03.01
It was recently noted that ioctl() system calls are still executed with the Big Kernel Lock (BKL) held. A suggestion was made that drivers which can implement ioctl() without the BKL held should be specially flagged as a way of increasing parallelism. That suggestion looks like it will not get very far. But it did pique your editor’s interest in current use of the BKL. Besides, there hasn’t been a whole lot else going on this week.
The BKL is an artifact from when the Linux kernel first supported multiprocessor systems. Making the kernel safe for concurrent access from multiple CPUs has been a multi-year task; it is not a job that could have been done all at once at the beginning. So Linux 2.0 supported SMP systems by way of the BKL, which only allowed one processor to be running kernel code at any given time. The BKL is essentially a spinlock, but with a couple of interesting properties:
- The BKL can be taken recursively; the kernel remembers how many times a given thread has called lock_kernel() and does the right thing. Normal spinlocks are rather less forgiving.
- Code holding the BKL can sleep. The lock is released while the given thread sleeps, and reacquired upon awakening.
The BKL made SMP Linux possible, but it didn’t scale very well. Its overhead could be felt even with two processors, and it made running on anything larger problematic. So the kernel developers have been breaking the BKL into finer-grained locks ever since. Thus, for example, the block I/O subsystem went from the BKL to its own lock (io_request_lock) in 2.2, and from that to individual queue locks in 2.6. The kernel now has thousands of locks, and some people had assumed that the BKL would be gone by 2.6.
As it turns out, there are still over 500 lock_kernel() calls in the 2.6.6 kernel. For the curious, here are some of the places which still rely on this old, system-wide lock:
- The core kernel retains a few calls. The implementation of the reboot() system call is one of them; this is, of course, not one of the more performance-sensitive parts of the kernel. The boot-time early initialization process is also run with the BKL held. The sysctl() system call is run under the BKL; interestingly, while much of /proc is also implemented under the BKL, it appears that reads and writes to /proc/sys do not run with the BKL held.
- Many older filesystems (UFS, coda, HPFS, FAT, NCP, SMB, Minix, etc.) make heavy use of the BKL for serialization. The UnixWare “Boot File System” implementation has several calls; somehow, they seem unlikely to be fixed anytime soon. There are also lock_kernel() calls in NFS, UDF, isofs, the reiserfs journaling code, autofs, and some others. The ext2 filesystem uses the BKL to protect modifications to the superblock; ext3, instead, had all of its lock_kernel() calls purged during the 2.5 development process.
- The rpciod kernel thread spends its entire life with the BKL held.
- Core dumps are created with the BKL held.

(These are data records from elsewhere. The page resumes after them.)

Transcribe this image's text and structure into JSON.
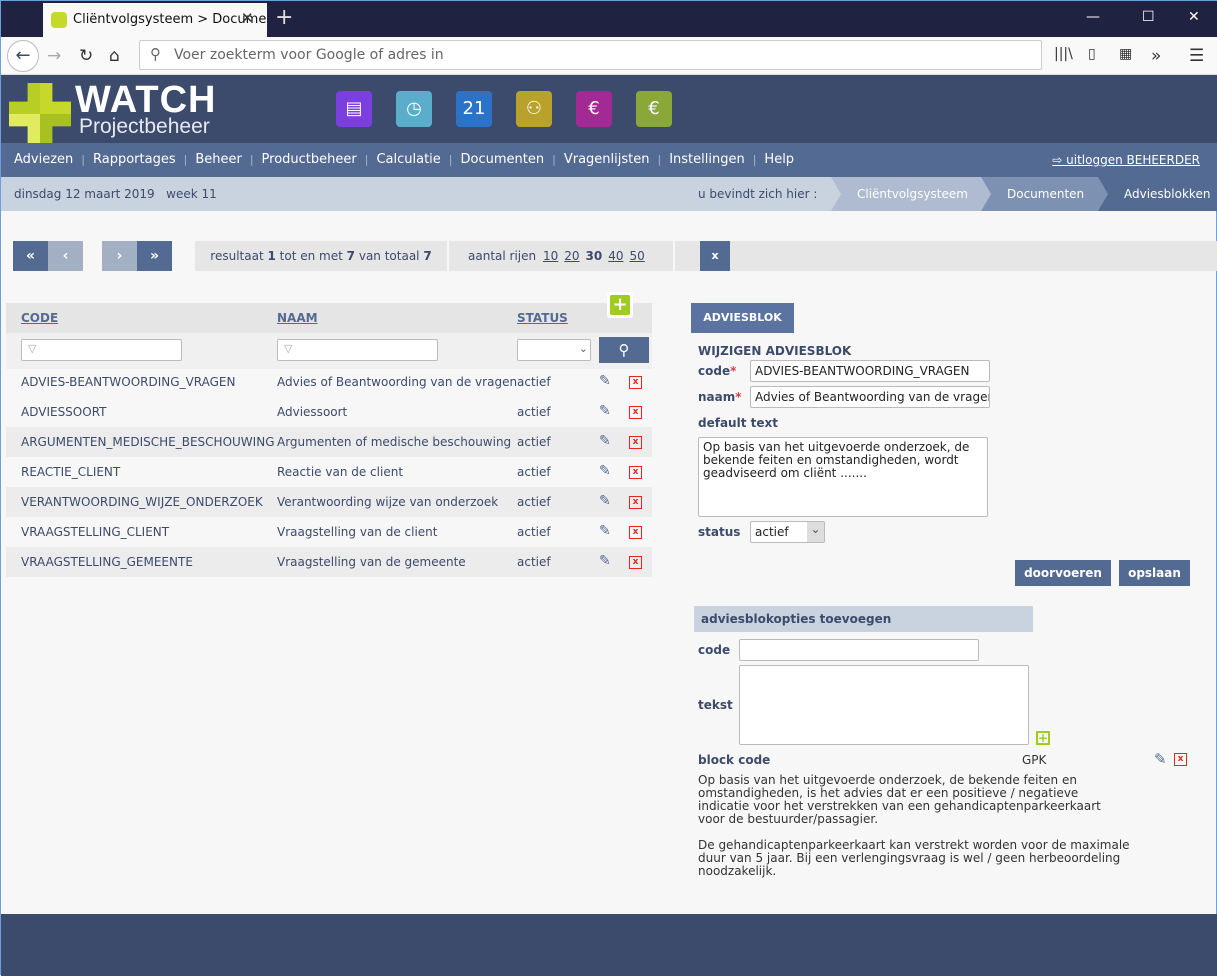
{
  "browser": {
    "tab_title": "Cliëntvolgsysteem > Documenten",
    "url_placeholder": "Voer zoekterm voor Google of adres in"
  },
  "header": {
    "brand": "WATCH",
    "subbrand": "Projectbeheer",
    "apps": [
      {
        "icon": "documents-icon",
        "color": "#7b3fe0"
      },
      {
        "icon": "clock-icon",
        "color": "#5aaecb"
      },
      {
        "icon": "calendar-icon",
        "color": "#2a73c9"
      },
      {
        "icon": "people-icon",
        "color": "#b8a22c"
      },
      {
        "icon": "invoice-euro-icon",
        "color": "#a32a94"
      },
      {
        "icon": "calculator-euro-icon",
        "color": "#8aa838"
      }
    ]
  },
  "nav": {
    "items": [
      "Adviezen",
      "Rapportages",
      "Beheer",
      "Productbeheer",
      "Calculatie",
      "Documenten",
      "Vragenlijsten",
      "Instellingen",
      "Help"
    ],
    "logout": "uitloggen BEHEERDER"
  },
  "breadcrumb": {
    "date": "dinsdag 12 maart 2019",
    "week": "week 11",
    "label": "u bevindt zich hier :",
    "items": [
      "Cliëntvolgsysteem",
      "Documenten",
      "Adviesblokken"
    ]
  },
  "pager": {
    "first": "«",
    "prev": "‹",
    "next": "›",
    "last": "»",
    "result_prefix": "resultaat",
    "from": "1",
    "mid": "tot en met",
    "to": "7",
    "total_label": "van totaal",
    "total": "7",
    "rows_label": "aantal rijen",
    "row_options": [
      "10",
      "20",
      "30",
      "40",
      "50"
    ],
    "selected_rows": "30",
    "export_icon": "excel-export-icon"
  },
  "table": {
    "headers": {
      "code": "CODE",
      "naam": "NAAM",
      "status": "STATUS"
    },
    "rows": [
      {
        "code": "ADVIES-BEANTWOORDING_VRAGEN",
        "naam": "Advies of Beantwoording van de vragen",
        "status": "actief"
      },
      {
        "code": "ADVIESSOORT",
        "naam": "Adviessoort",
        "status": "actief"
      },
      {
        "code": "ARGUMENTEN_MEDISCHE_BESCHOUWING",
        "naam": "Argumenten of medische beschouwing",
        "status": "actief"
      },
      {
        "code": "REACTIE_CLIENT",
        "naam": "Reactie van de client",
        "status": "actief"
      },
      {
        "code": "VERANTWOORDING_WIJZE_ONDERZOEK",
        "naam": "Verantwoording wijze van onderzoek",
        "status": "actief"
      },
      {
        "code": "VRAAGSTELLING_CLIENT",
        "naam": "Vraagstelling van de client",
        "status": "actief"
      },
      {
        "code": "VRAAGSTELLING_GEMEENTE",
        "naam": "Vraagstelling van de gemeente",
        "status": "actief"
      }
    ]
  },
  "form": {
    "tab": "ADVIESBLOK",
    "title": "WIJZIGEN ADVIESBLOK",
    "code_label": "code",
    "naam_label": "naam",
    "required": "*",
    "code_value": "ADVIES-BEANTWOORDING_VRAGEN",
    "naam_value": "Advies of Beantwoording van de vragen",
    "default_label": "default text",
    "default_value": "Op basis van het uitgevoerde onderzoek, de bekende feiten en omstandigheden, wordt geadviseerd om cliënt .......",
    "status_label": "status",
    "status_value": "actief",
    "apply": "doorvoeren",
    "save": "opslaan"
  },
  "options": {
    "title": "adviesblokopties toevoegen",
    "code_label": "code",
    "tekst_label": "tekst",
    "block_label": "block code",
    "block_value": "GPK",
    "block_text1": "Op basis van het uitgevoerde onderzoek, de bekende feiten en omstandigheden, is het advies dat er een positieve / negatieve indicatie voor het verstrekken van een gehandicaptenparkeerkaart voor de bestuurder/passagier.",
    "block_text2": "De gehandicaptenparkeerkaart kan verstrekt worden voor de maximale duur van 5 jaar. Bij een verlengingsvraag is wel / geen herbeoordeling noodzakelijk."
  }
}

- Block and character devices have their open() methods called under the BKL. Block release() methods are also called this way, but that is not true for char drivers. The default llseek() method runs under the BKL, but, if a driver or filesystem provides its own llseek() method, that method will not be called with the BKL held. The fasync() method is always called under the BKL. As noted at the beginning, ioctl() methods are called with the lock held; additionally, the ugly code which does 32-bit emulation on 64-bit systems needs the BKL.

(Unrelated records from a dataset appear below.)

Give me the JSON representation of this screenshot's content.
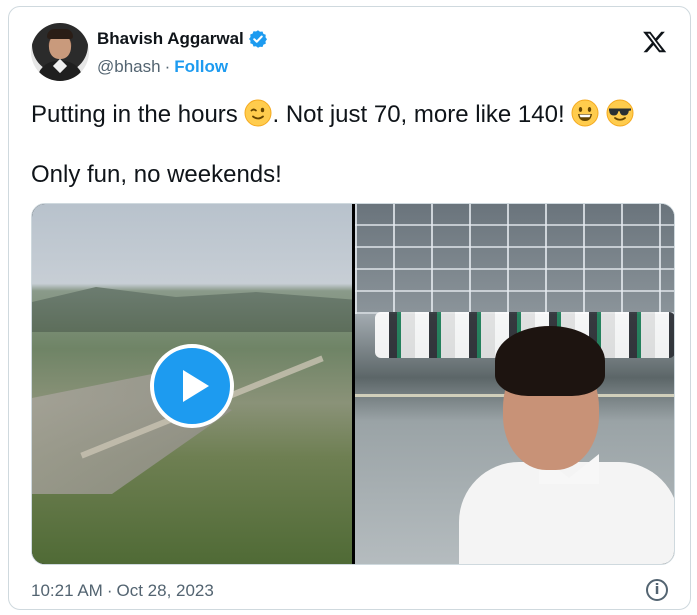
{
  "author": {
    "name": "Bhavish Aggarwal",
    "handle": "@bhash",
    "separator": "·",
    "follow_label": "Follow",
    "verified_icon": "verified-badge-icon",
    "avatar_icon": "profile-avatar"
  },
  "logo": {
    "icon": "x-logo-icon"
  },
  "tweet": {
    "line1_text": "Putting in the hours",
    "line1_after_emoji": ". Not just 70, more like 140!",
    "line2": "Only fun, no weekends!",
    "emojis": [
      "winking-face-emoji",
      "grinning-face-emoji",
      "smiling-face-with-sunglasses-emoji"
    ]
  },
  "media": {
    "left_image": "aerial-factory-site-video",
    "right_image": "factory-floor-selfie-photo",
    "play_icon": "play-icon"
  },
  "footer": {
    "time": "10:21 AM",
    "separator": "·",
    "date": "Oct 28, 2023",
    "info_icon": "info-icon",
    "info_glyph": "i"
  },
  "colors": {
    "accent": "#1d9bf0",
    "text": "#0f1419",
    "muted": "#536471",
    "border": "#cfd9de"
  }
}
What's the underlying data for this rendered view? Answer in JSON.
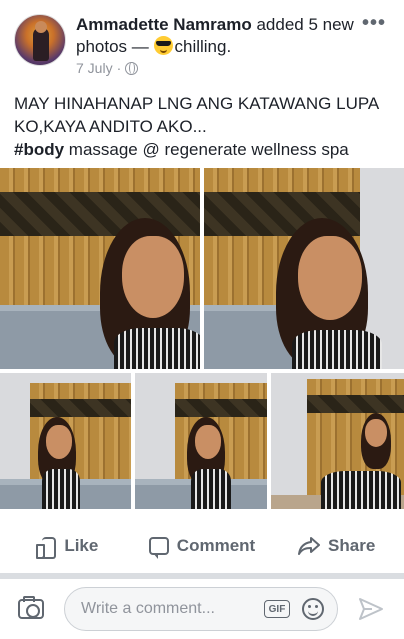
{
  "post": {
    "author": "Ammadette Namramo",
    "action_text": " added 5 new photos — ",
    "feeling_icon": "cool-sunglasses-emoji",
    "feeling": "chilling.",
    "date": "7 July",
    "date_separator": "·",
    "privacy_icon": "globe-icon",
    "more_icon": "•••",
    "text_line1": "MAY HINAHANAP LNG ANG KATAWANG LUPA KO,KAYA ANDITO AKO...",
    "hashtag": "#body",
    "text_line2_rest": " massage @ regenerate wellness spa"
  },
  "photos": [
    {
      "icon": "photo"
    },
    {
      "icon": "photo"
    },
    {
      "icon": "photo"
    },
    {
      "icon": "photo"
    },
    {
      "icon": "photo"
    }
  ],
  "actions": {
    "like_label": "Like",
    "comment_label": "Comment",
    "share_label": "Share"
  },
  "composer": {
    "placeholder": "Write a comment...",
    "gif_label": "GIF"
  },
  "colors": {
    "text": "#1d2129",
    "secondary": "#606770",
    "meta": "#90949c",
    "divider": "#dadde1"
  }
}
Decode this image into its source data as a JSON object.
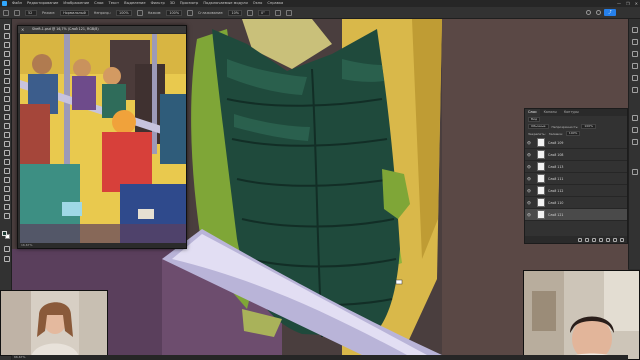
{
  "app": {
    "menu_items": [
      "Файл",
      "Редактирование",
      "Изображение",
      "Слои",
      "Текст",
      "Выделение",
      "Фильтр",
      "3D",
      "Просмотр",
      "Подключаемые модули",
      "Окно",
      "Справка"
    ],
    "window_controls": [
      "—",
      "❐",
      "✕"
    ]
  },
  "options_bar": {
    "mode_label": "Режим:",
    "mode_value": "Нормальный",
    "opacity_label": "Непрозр.:",
    "opacity_value": "100%",
    "flow_label": "Нажим:",
    "flow_value": "100%",
    "smoothing_label": "Сглаживание:",
    "smoothing_value": "10%",
    "brush_size": "52",
    "angle_value": "0°"
  },
  "nav_window": {
    "title": "Sheft-1.psd @ 16,7% (Слой 121, RGB/8)",
    "footer": "16,67%"
  },
  "layers_panel": {
    "tabs": [
      "Слои",
      "Каналы",
      "Контуры"
    ],
    "search_kind": "Вид",
    "blend_mode": "Обычные",
    "opacity_label": "Непрозрачность:",
    "opacity_value": "100%",
    "lock_label": "Закрепить:",
    "fill_label": "Заливка:",
    "fill_value": "100%",
    "layers": [
      {
        "name": "Слой 109",
        "selected": false
      },
      {
        "name": "Слой 108",
        "selected": false
      },
      {
        "name": "Слой 113",
        "selected": false
      },
      {
        "name": "Слой 111",
        "selected": false
      },
      {
        "name": "Слой 112",
        "selected": false
      },
      {
        "name": "Слой 110",
        "selected": false
      },
      {
        "name": "Слой 121",
        "selected": true
      }
    ]
  },
  "status": {
    "zoom": "66,67%"
  },
  "colors": {
    "accent": "#2680eb",
    "foreground_swatch": "#1d3b34",
    "background_swatch": "#ffffff"
  }
}
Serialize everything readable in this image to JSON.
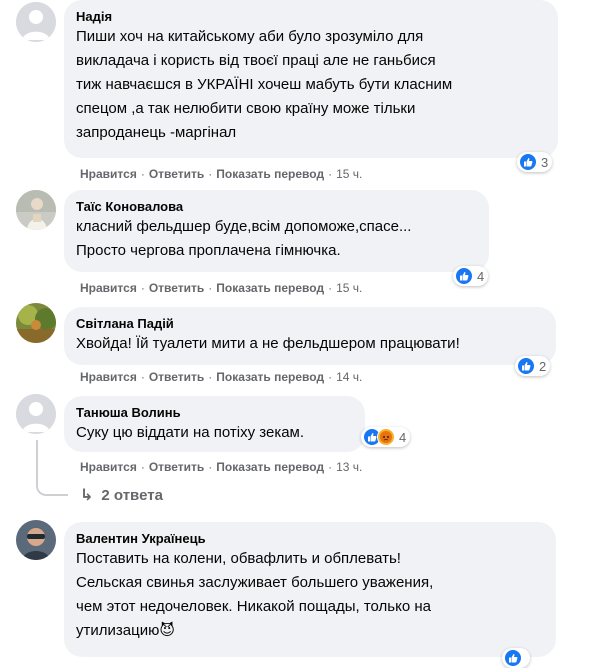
{
  "actions": {
    "like": "Нравится",
    "reply": "Ответить",
    "translate": "Показать перевод"
  },
  "comments": [
    {
      "author": "Надія",
      "text": "Пиши хоч на китайському аби було зрозуміло для\nвикладача і користь від твоєї праці але не ганьбися\nтиж навчаєшся в УКРАЇНІ хочеш мабуть бути класним\nспецом ,а так нелюбити свою країну може тільки\nзапроданець -маргінал",
      "time": "15 ч.",
      "reactions": "3",
      "reaction_icons": [
        "like-icon"
      ]
    },
    {
      "author": "Таїс Коновалова",
      "text": "класний фельдшер буде,всім допоможе,спасе...\nПросто чергова проплачена гімнючка.",
      "time": "15 ч.",
      "reactions": "4",
      "reaction_icons": [
        "like-icon"
      ]
    },
    {
      "author": "Світлана Падій",
      "text": "Хвойда! Їй туалети мити а не фельдшером працювати!",
      "time": "14 ч.",
      "reactions": "2",
      "reaction_icons": [
        "like-icon"
      ]
    },
    {
      "author": "Танюша Волинь",
      "text": "Суку цю віддати на потіху зекам.",
      "time": "13 ч.",
      "reactions": "4",
      "reaction_icons": [
        "like-icon",
        "angry-icon"
      ]
    },
    {
      "author": "Валентин Українець",
      "text": "Поставить на колени, обвафлить и обплевать!\nСельская свинья заслуживает большего уважения,\nчем этот недочеловек. Никакой пощады, только на\nутилизацию😈",
      "reactions": "",
      "reaction_icons": [
        "like-icon"
      ]
    }
  ],
  "replies_link": {
    "label": "2 ответа",
    "icon": "reply-arrow-icon"
  },
  "colors": {
    "bubble": "#f0f2f5",
    "meta_text": "#65676b",
    "like_blue": "#1877f2",
    "angry_orange": "#f7b125"
  }
}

- The file locking code still requires the BKL.
- Almost 10% of the lock_kernel() calls can be found in the (old, deprecated) OSS sound code. The ALSA code has no BKL calls, with one exception: the implementation of its /proc files.

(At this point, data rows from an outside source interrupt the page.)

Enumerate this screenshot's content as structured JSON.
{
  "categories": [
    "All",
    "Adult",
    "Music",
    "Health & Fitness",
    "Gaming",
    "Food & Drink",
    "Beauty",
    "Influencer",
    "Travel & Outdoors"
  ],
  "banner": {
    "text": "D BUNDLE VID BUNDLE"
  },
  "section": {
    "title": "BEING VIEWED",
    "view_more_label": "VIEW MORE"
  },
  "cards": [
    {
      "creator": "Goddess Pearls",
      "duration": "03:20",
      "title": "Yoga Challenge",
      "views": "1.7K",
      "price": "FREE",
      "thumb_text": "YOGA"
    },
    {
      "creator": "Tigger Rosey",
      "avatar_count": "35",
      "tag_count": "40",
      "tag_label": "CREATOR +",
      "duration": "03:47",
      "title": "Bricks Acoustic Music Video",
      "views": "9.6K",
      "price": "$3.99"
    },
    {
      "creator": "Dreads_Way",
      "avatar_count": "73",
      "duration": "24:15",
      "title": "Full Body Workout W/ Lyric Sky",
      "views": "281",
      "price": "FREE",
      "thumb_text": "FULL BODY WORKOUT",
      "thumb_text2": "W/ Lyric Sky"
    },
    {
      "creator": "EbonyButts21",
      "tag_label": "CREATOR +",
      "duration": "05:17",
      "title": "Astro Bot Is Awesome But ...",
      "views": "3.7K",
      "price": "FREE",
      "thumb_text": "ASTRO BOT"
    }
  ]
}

- Most of the architectures retain some calls in the arch-specific code. The ptrace() system call is one common place for these calls. i386 also uses the BKL to protect llseek() calls on the CPUID and MSR pseudo-devices. uClinux performs execve() calls under the BKL.
- Almost all of the remaining BKL calls are to be found in device drivers. The TTY subsystem still has quite a few of them, as does USB. Many of these calls are protecting llseek() implementations. Quite a few of the rest are for the creation of special-purpose kernel threads: the daemonize() function needs to be called with the BKL held. Those calls can, presumably, go away as the driver code is (slowly) migrated over to the new kthread calls.
Given how poorly the BKL is viewed, it may be surprising that so many places in the kernel still use it. The simple fact is that, with regard to the BKL, all of the low-hanging fruit has long since been taken. For most of the remaining calls, removing the BKL is not worth the trouble and code churn. So, while removal of the remaining calls over the 2.7 development series looks entirely possible, it would not be surprising if that does not happen.